Chesson Lesley A, Podlesak David W, Cerling Thure E, Ehleringer James R
Biology Department, University of Utah, Salt Lake City, UT 84112, USA.
Rapid Commun Mass Spectrom. 2009 May;23(9):1275-80. doi: 10.1002/rcm.4000.
We calculated the fraction of exchangeable hydrogen atoms in proteinaceous materials commonly analyzed for stable isotopic composition related to the region-of-origin of an animal. These included several types of alpha- and beta-keratin, and muscle tissue. We find that the fraction of H atoms in keratin available for exchange at a biologically relevant temperature (25 degrees C) averaged 9% across a range of ground organic materials, but was as high as approximately 17% in cut hair; muscle tissue has approximately 12% exchangeable H atoms.
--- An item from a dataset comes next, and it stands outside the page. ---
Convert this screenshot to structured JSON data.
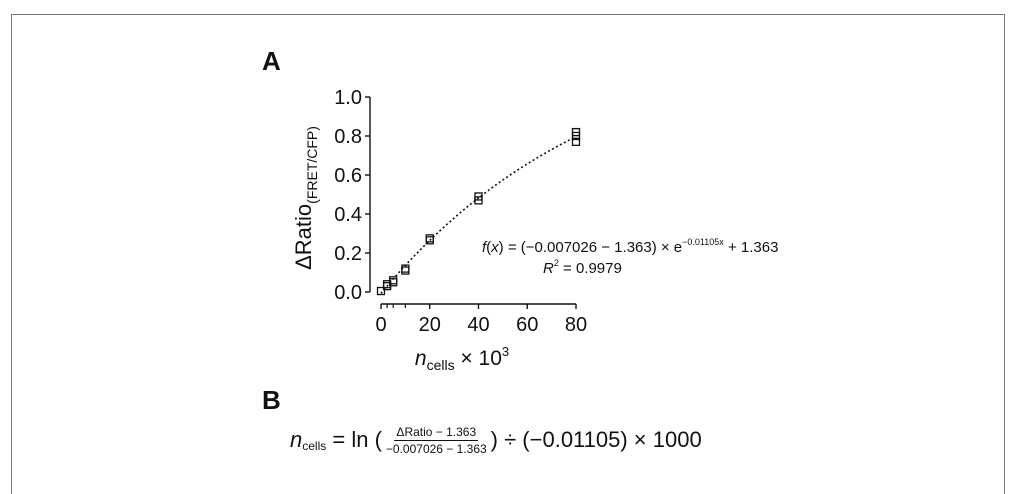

Under most analysis conditions, the difference in exchangeable fractions due to physical sample processing has a minimal effect on the calculated delta2H values of the non-exchangeable H atoms within a keratin-containing tissue (<2 per thousand). However, extreme mismatches between sample and reference material types could affect delta2H values.
我们计算了通常用于分析与动物原产地相关稳定同位素组成的蛋白质材料中可交换氢原子的比例。这些材料包括几种α-和β-角蛋白以及肌肉组织。我们发现,在一系列磨碎的有机材料中,角蛋白中在生物学相关温度(25摄氏度)下可用于交换的氢原子比例平均为9%,但在剪下的毛发中高达约17%;肌肉组织有大约12%的可交换氢原子。在大多数分析条件下,由于物理样品处理导致的可交换比例差异对含角蛋白组织中不可交换氢原子的计算δ2H值影响极小(<2‰)。然而,样品和参考材料类型之间的极端不匹配可能会影响δ2H值。